Conservation of Time-Based Media Art
ISBN: 9781003034865
Platform/Publisher: Taylor & Francis / Routledge
Digital rights: Users: Unlimited; Printing: Unlimited; Download: Unlimited



Conservation of Time-based Media Art is the first book to take stock of the current practices and conceptual frameworks that define the emerging field of time-based media conservation, which focuses on contemporary artworks that contain video, audio, film, slides or software components.

Written and compiled by a diverse group of time-based media practitioners around the world, including conservators, curators, registrars and technicians among others, this volume offers a comprehensive survey of specialized practices that have developed around the collection, preservation and display of time-based media art. Divided into 23 chapters with contributions from 36 authors and 85 additional voices, the narrative of this book provides both an overview and detailed guidance on critical topics, including the acquisition, examination, documentation and installation of time-based media art; cross-medium and medium-specific treatment approaches and methods; the registration, storage, and management of digital and physical artwork components; collection surveys and project advocacy; lab infrastructures, staffing and the institutional implementation of time-based media conservation.

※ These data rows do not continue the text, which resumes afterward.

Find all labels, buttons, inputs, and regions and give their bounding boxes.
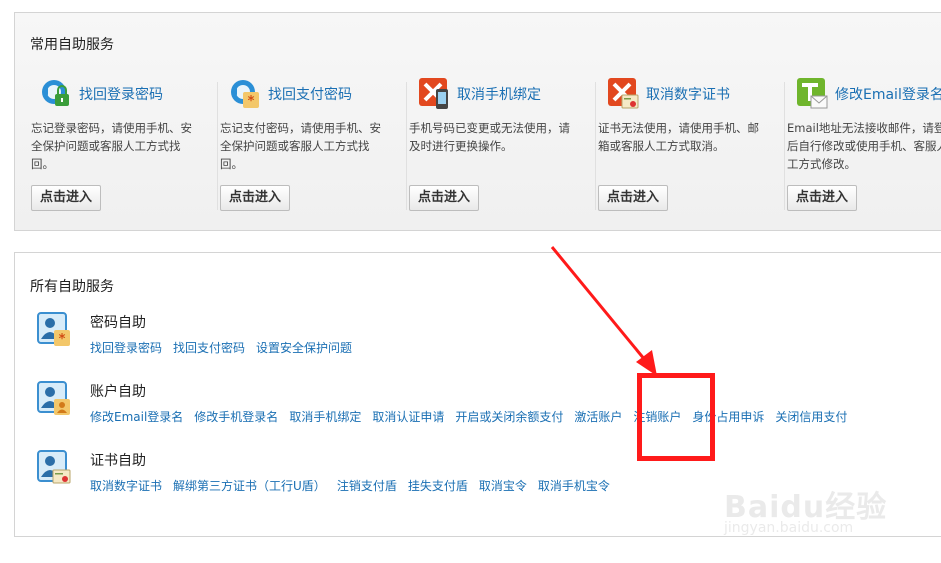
card-description: 忘记支付密码，请使用手机、安全保护问题或客服人工方式找回。 bbox=[220, 121, 381, 171]
panel-title: 常用自助服务 bbox=[30, 37, 114, 53]
common-services-panel: 常用自助服务 找回登录密码 忘记登录密码，请使用手机、安全保护问题或客服人工方式… bbox=[14, 12, 941, 231]
pay-password-recover-icon: * bbox=[231, 80, 259, 109]
link-cancel-phone-binding[interactable]: 取消手机绑定 bbox=[289, 410, 361, 424]
link-report-lost-pay-shield[interactable]: 挂失支付盾 bbox=[408, 479, 468, 493]
link-activate-account[interactable]: 激活账户 bbox=[574, 410, 622, 424]
service-cards: 找回登录密码 忘记登录密码，请使用手机、安全保护问题或客服人工方式找回。 点击进… bbox=[15, 77, 941, 217]
divider bbox=[406, 82, 407, 210]
group-password: * 密码自助 找回登录密码 找回支付密码 设置安全保护问题 bbox=[37, 312, 937, 372]
card-edit-email-login: 修改Email登录名 Email地址无法接收邮件，请登录后自行修改或使用手机、客… bbox=[786, 77, 941, 217]
link-set-security-question[interactable]: 设置安全保护问题 bbox=[256, 341, 352, 355]
enter-button[interactable]: 点击进入 bbox=[220, 185, 291, 211]
svg-text:*: * bbox=[248, 94, 255, 109]
link-recover-login-password[interactable]: 找回登录密码 bbox=[90, 341, 162, 355]
link-edit-phone-login[interactable]: 修改手机登录名 bbox=[194, 410, 278, 424]
card-title[interactable]: 修改Email登录名 bbox=[835, 84, 941, 104]
card-title[interactable]: 取消数字证书 bbox=[646, 84, 730, 104]
card-cancel-certificate: 取消数字证书 证书无法使用，请使用手机、邮箱或客服人工方式取消。 点击进入 bbox=[597, 77, 786, 217]
group-links: 找回登录密码 找回支付密码 设置安全保护问题 bbox=[90, 337, 363, 356]
card-cancel-phone-binding: 取消手机绑定 手机号码已变更或无法使用，请及时进行更换操作。 点击进入 bbox=[408, 77, 597, 217]
link-recover-pay-password[interactable]: 找回支付密码 bbox=[173, 341, 245, 355]
group-title: 账户自助 bbox=[90, 384, 146, 400]
card-description: 忘记登录密码，请使用手机、安全保护问题或客服人工方式找回。 bbox=[31, 121, 192, 171]
lock-recover-icon bbox=[42, 80, 69, 106]
enter-button[interactable]: 点击进入 bbox=[787, 185, 858, 211]
card-recover-login-password: 找回登录密码 忘记登录密码，请使用手机、安全保护问题或客服人工方式找回。 点击进… bbox=[30, 77, 219, 217]
enter-button[interactable]: 点击进入 bbox=[31, 185, 102, 211]
divider bbox=[784, 82, 785, 210]
link-edit-email-login[interactable]: 修改Email登录名 bbox=[90, 410, 183, 424]
baidu-jingyan-watermark: Baidu经验 jingyan.baidu.com bbox=[724, 482, 924, 542]
link-cancel-certificate[interactable]: 取消数字证书 bbox=[90, 479, 162, 493]
link-unbind-third-party-cert[interactable]: 解绑第三方证书（工行U盾） bbox=[173, 479, 326, 493]
group-title: 密码自助 bbox=[90, 315, 146, 331]
enter-button[interactable]: 点击进入 bbox=[409, 185, 480, 211]
email-edit-icon bbox=[797, 78, 828, 109]
divider bbox=[595, 82, 596, 210]
link-cancel-pay-shield[interactable]: 注销支付盾 bbox=[337, 479, 397, 493]
panel-title: 所有自助服务 bbox=[30, 279, 114, 295]
account-user-icon bbox=[37, 381, 70, 415]
phone-unbind-icon bbox=[419, 78, 448, 109]
group-account: 账户自助 修改Email登录名 修改手机登录名 取消手机绑定 取消认证申请 开启或关闭余… bbox=[37, 381, 937, 441]
watermark-url: jingyan.baidu.com bbox=[724, 520, 854, 536]
card-description: 证书无法使用，请使用手机、邮箱或客服人工方式取消。 bbox=[598, 121, 759, 153]
group-links: 取消数字证书 解绑第三方证书（工行U盾） 注销支付盾 挂失支付盾 取消宝令 取消手机宝令 bbox=[90, 475, 621, 494]
link-close-credit-pay[interactable]: 关闭信用支付 bbox=[775, 410, 847, 424]
card-title[interactable]: 找回登录密码 bbox=[79, 84, 163, 104]
card-description: Email地址无法接收邮件，请登录后自行修改或使用手机、客服人工方式修改。 bbox=[787, 121, 941, 171]
link-cancel-verification[interactable]: 取消认证申请 bbox=[372, 410, 444, 424]
enter-button[interactable]: 点击进入 bbox=[598, 185, 669, 211]
link-toggle-balance-pay[interactable]: 开启或关闭余额支付 bbox=[455, 410, 563, 424]
svg-text:*: * bbox=[59, 332, 66, 347]
card-recover-pay-password: * 找回支付密码 忘记支付密码，请使用手机、安全保护问题或客服人工方式找回。 点… bbox=[219, 77, 408, 217]
link-cancel-phone-token[interactable]: 取消手机宝令 bbox=[538, 479, 610, 493]
card-title[interactable]: 找回支付密码 bbox=[268, 84, 352, 104]
group-links: 修改Email登录名 修改手机登录名 取消手机绑定 取消认证申请 开启或关闭余额支付 激活… bbox=[90, 406, 858, 425]
group-title: 证书自助 bbox=[90, 453, 146, 469]
annotation-highlight-box bbox=[637, 373, 715, 461]
card-description: 手机号码已变更或无法使用，请及时进行更换操作。 bbox=[409, 121, 570, 153]
divider bbox=[217, 82, 218, 210]
card-title[interactable]: 取消手机绑定 bbox=[457, 84, 541, 104]
page: 常用自助服务 找回登录密码 忘记登录密码，请使用手机、安全保护问题或客服人工方式… bbox=[0, 0, 941, 563]
password-user-icon: * bbox=[37, 312, 70, 347]
link-cancel-token[interactable]: 取消宝令 bbox=[479, 479, 527, 493]
certificate-cancel-icon bbox=[608, 78, 639, 109]
certificate-user-icon bbox=[37, 450, 71, 484]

Conservation of Time-based Media Art serves as a critical resource for conservation students and for a diverse professional audience who engage with time-based media art, including conservation practitioners and other collection caretakers, curators, art historians, collectors, gallerists, artists, scholars and academics.

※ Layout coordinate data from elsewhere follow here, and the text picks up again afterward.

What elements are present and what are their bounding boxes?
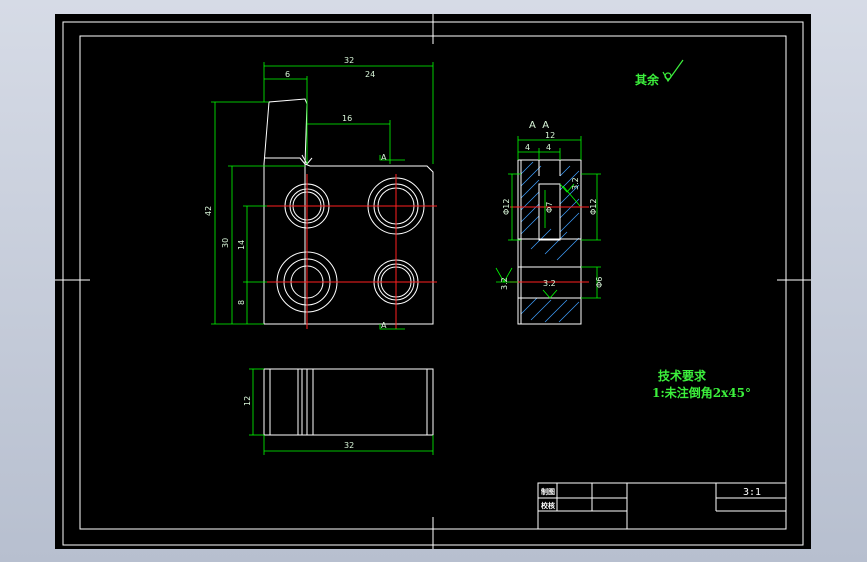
dim-overall-width: 32 [344, 56, 354, 65]
roughness-note: 其余 [635, 59, 684, 87]
title-row2-label: 校核 [541, 501, 555, 510]
roughness-note-text: 其余 [635, 72, 660, 87]
section-dim-inner-dia: Φ7 [545, 202, 554, 213]
section-dim-left-part: 4 [525, 143, 530, 152]
title-block: 制图 校核 3:1 [537, 482, 787, 530]
roughness-upper: 3.2 [571, 177, 580, 190]
tech-title: 技术要求 [658, 368, 707, 383]
technical-requirements: 技术要求 1:未注倒角2x45° [652, 368, 751, 400]
dim-bottom-offset: 8 [237, 300, 246, 305]
tech-item: 1:未注倒角2x45° [652, 385, 751, 400]
front-dimension-lines [211, 62, 434, 330]
roughness-left: 3.2 [500, 277, 509, 290]
dim-hole-offset: 16 [342, 114, 352, 123]
section-dim-lower-dia: Φ6 [595, 277, 604, 288]
section-label: A A [529, 120, 549, 131]
section-centerlines [510, 206, 589, 283]
section-dim-top-width: 12 [545, 131, 555, 140]
dim-total-height: 42 [204, 206, 213, 216]
roughness-symbol-icon [662, 59, 684, 83]
front-view: 32 6 24 16 42 30 14 8 A A [204, 56, 437, 330]
dim-right-width: 24 [365, 70, 375, 79]
cut-mark-top: A [381, 153, 387, 162]
cad-drawing: 32 6 24 16 42 30 14 8 A A A A 12 4 4 Φ12… [55, 14, 811, 549]
dim-slot-width: 6 [285, 70, 290, 79]
scale-value: 3:1 [743, 487, 761, 498]
bottom-dim-width: 32 [344, 441, 354, 450]
roughness-center: 3.2 [543, 279, 556, 288]
section-dim-mid-part: 4 [546, 143, 551, 152]
section-dim-left-dia: Φ12 [502, 199, 511, 215]
dim-hole-spacing: 14 [237, 240, 246, 250]
front-outline [263, 98, 434, 325]
dim-body-height: 30 [221, 238, 230, 248]
bottom-view: 12 32 [243, 368, 434, 455]
bottom-dimension-lines [249, 368, 434, 455]
bottom-outline [263, 368, 434, 436]
drawing-sheet: 32 6 24 16 42 30 14 8 A A A A 12 4 4 Φ12… [55, 14, 811, 549]
bottom-dim-height: 12 [243, 396, 252, 406]
title-row1-label: 制图 [541, 487, 555, 496]
section-dim-right-dia: Φ12 [589, 199, 598, 215]
section-view: A A 12 4 4 Φ12 Φ7 Φ12 Φ6 3.2 3.2 3.2 [495, 120, 604, 325]
cut-mark-bottom: A [381, 321, 387, 330]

Deena Engel, Clinical Professor Emerita of the Department of Computer Science at the Courant Institute of Mathematical Sciences at New York University, focuses her research on contemporary art. The winner of four teaching awards, she has experience teaching undergraduate computer science courses on web and database technologies, as well as Digital Humanities courses for graduate students. Deena is the Co-Director along with Prof. Glenn Wharton of the Artist Archives Initiative and she also works with major museums on projects which address the challenges involved in the conservation of time-based media art. She has an M.A. from SUNY-Binghamton in Comparative Literature and Literary Translation and an M.S. in Computer Science from the Courant Institute of Mathematical Sciences.

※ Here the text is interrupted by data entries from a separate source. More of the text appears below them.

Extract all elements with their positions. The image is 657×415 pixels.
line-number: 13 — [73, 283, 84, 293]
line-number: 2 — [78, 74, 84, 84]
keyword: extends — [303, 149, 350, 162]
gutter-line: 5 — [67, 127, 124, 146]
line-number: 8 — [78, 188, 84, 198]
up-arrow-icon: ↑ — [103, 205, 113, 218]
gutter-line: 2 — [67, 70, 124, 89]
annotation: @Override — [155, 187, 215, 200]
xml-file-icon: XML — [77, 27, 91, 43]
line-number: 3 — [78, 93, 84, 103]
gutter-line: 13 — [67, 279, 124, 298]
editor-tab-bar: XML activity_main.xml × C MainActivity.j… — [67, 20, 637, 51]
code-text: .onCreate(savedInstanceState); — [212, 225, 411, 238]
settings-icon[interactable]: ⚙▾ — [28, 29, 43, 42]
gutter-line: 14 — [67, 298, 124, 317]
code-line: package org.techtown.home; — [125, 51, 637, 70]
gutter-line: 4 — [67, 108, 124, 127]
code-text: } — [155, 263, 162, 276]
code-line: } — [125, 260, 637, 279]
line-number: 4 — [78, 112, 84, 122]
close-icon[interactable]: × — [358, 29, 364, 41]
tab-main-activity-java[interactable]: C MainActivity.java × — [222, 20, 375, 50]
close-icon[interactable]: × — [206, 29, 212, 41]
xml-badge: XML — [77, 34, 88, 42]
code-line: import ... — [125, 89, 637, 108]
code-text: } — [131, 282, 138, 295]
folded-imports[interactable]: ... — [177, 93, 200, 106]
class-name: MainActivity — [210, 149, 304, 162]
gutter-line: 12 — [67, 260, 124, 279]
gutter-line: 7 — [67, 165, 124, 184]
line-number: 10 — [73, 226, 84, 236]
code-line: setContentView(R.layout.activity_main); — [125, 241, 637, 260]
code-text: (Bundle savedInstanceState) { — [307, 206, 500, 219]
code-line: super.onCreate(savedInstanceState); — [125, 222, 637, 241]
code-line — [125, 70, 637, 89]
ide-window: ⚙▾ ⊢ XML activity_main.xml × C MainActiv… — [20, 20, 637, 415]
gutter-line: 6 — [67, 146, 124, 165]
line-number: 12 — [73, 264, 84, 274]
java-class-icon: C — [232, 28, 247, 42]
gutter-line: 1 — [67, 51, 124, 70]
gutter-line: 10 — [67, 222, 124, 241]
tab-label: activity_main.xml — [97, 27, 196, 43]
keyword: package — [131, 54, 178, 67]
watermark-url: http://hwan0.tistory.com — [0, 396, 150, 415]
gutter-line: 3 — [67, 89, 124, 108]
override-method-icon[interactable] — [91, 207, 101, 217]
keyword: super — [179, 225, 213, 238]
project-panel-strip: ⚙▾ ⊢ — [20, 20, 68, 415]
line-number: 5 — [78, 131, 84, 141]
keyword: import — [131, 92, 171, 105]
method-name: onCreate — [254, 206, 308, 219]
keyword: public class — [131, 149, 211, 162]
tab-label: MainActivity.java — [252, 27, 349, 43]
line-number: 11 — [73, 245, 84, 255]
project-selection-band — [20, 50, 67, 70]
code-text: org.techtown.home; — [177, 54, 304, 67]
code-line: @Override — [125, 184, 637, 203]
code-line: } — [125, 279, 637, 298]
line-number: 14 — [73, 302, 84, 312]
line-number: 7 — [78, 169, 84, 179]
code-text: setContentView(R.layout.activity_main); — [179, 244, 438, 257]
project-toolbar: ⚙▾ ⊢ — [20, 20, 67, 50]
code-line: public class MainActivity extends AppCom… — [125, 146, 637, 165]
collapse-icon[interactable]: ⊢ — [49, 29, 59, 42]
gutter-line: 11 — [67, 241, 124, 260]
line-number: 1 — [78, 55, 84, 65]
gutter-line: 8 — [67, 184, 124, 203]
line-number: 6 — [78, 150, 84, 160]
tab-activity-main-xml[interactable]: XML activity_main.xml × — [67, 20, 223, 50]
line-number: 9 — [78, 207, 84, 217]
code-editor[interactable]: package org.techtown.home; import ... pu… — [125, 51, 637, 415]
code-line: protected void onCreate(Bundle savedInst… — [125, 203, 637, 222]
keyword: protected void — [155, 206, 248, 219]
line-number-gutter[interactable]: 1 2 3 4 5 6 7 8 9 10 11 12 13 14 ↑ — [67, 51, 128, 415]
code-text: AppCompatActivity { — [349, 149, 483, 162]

Joanna Phillips is a Time-based Media Conservator and Director of the Düsseldorf Conservation Center in Germany. She was previously the Senior Conservator of Time-based Media at the Solomon R. Guggenheim Museum in New York (2008-2019), where she launched the first media conservation lab in a US museum, implemented time-based media conservation practices and headed the Conserving Computer-based Art (CCBA) initiative. She co-founded the AIC conference series TechFocus and lectures and publishes on TBM topics internationally. As a researcher in the Swiss project AktiveArchive, she co-authored the Compendium of Image Errors in Analog Video (2013). Phillips earned her M.A. in Paintings Conservation from the Dresden Academy of Fine Arts, Germany (2002).